Stratification for data mining
One common issue in data mining is the size of the data set. It is often limited. When this is the case, the test of the model is an issue. Usually, 2/3 of the data are used for training and validation and 1/3 for final testing. By chance, the training or the test set may not be representative of the overall data set. Consider for example a data set of 200 samples and 10 classes. It is likely that one of these 10 classes is not represented in the validation or test set.
To avoid this problem, you should take care of the fact that each class should be correctly represented in both the training and testing sets. This process is called stratification. One way to avoid doing stratification, regarding the training phase is to use k-fold cross-validation. Instead of having only one given validation set with a given class distribution, k different validation sets are used. However, this process doesn’t guarantee a correct class distribution among the training and validation sets.
And what about the test set? The test set can only be used once, on the final model. Therefore, no method such as cross-validation can be used.

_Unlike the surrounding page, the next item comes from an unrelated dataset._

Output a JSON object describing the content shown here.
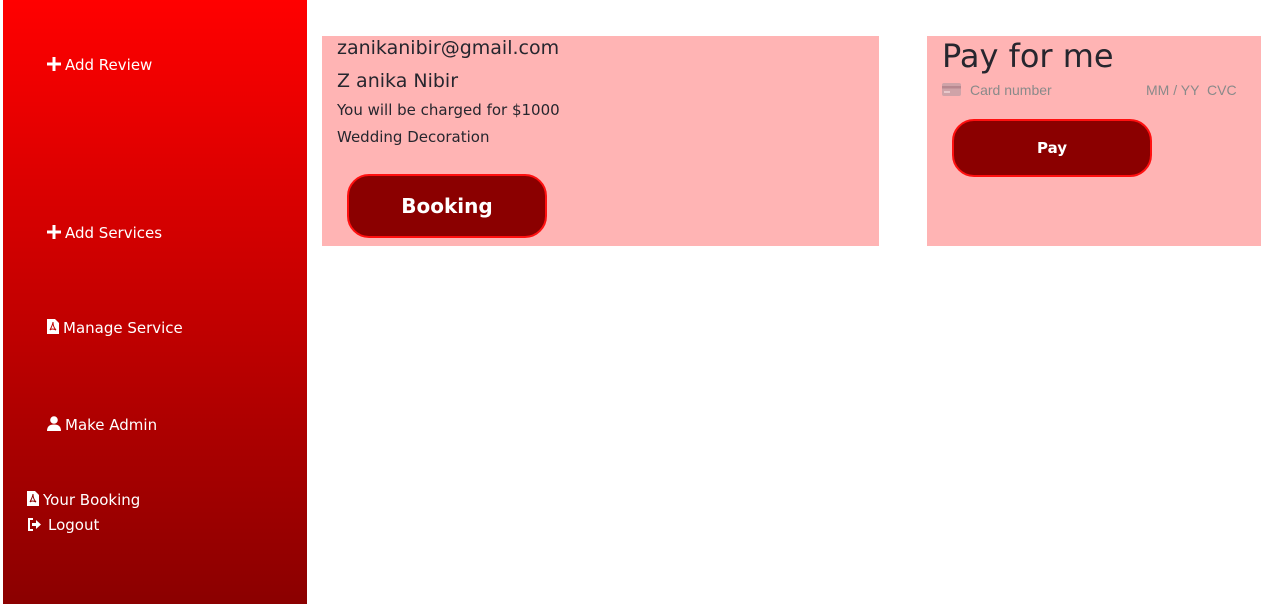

There is no guarantee that the test contains all the classes that are present in the data sets. However, this situation is more likely to happen when the number of samples is small and the number of class is high. In this situation, the stratification process may be crucial. I’m wondering if people usually apply stratification or not and why. Feel free to comment on this issue regarding your personal experience.
More details about stratification can be found in the book Data Mining: Practical Machine Learning tools and techniques, by Witten and Frank (2005).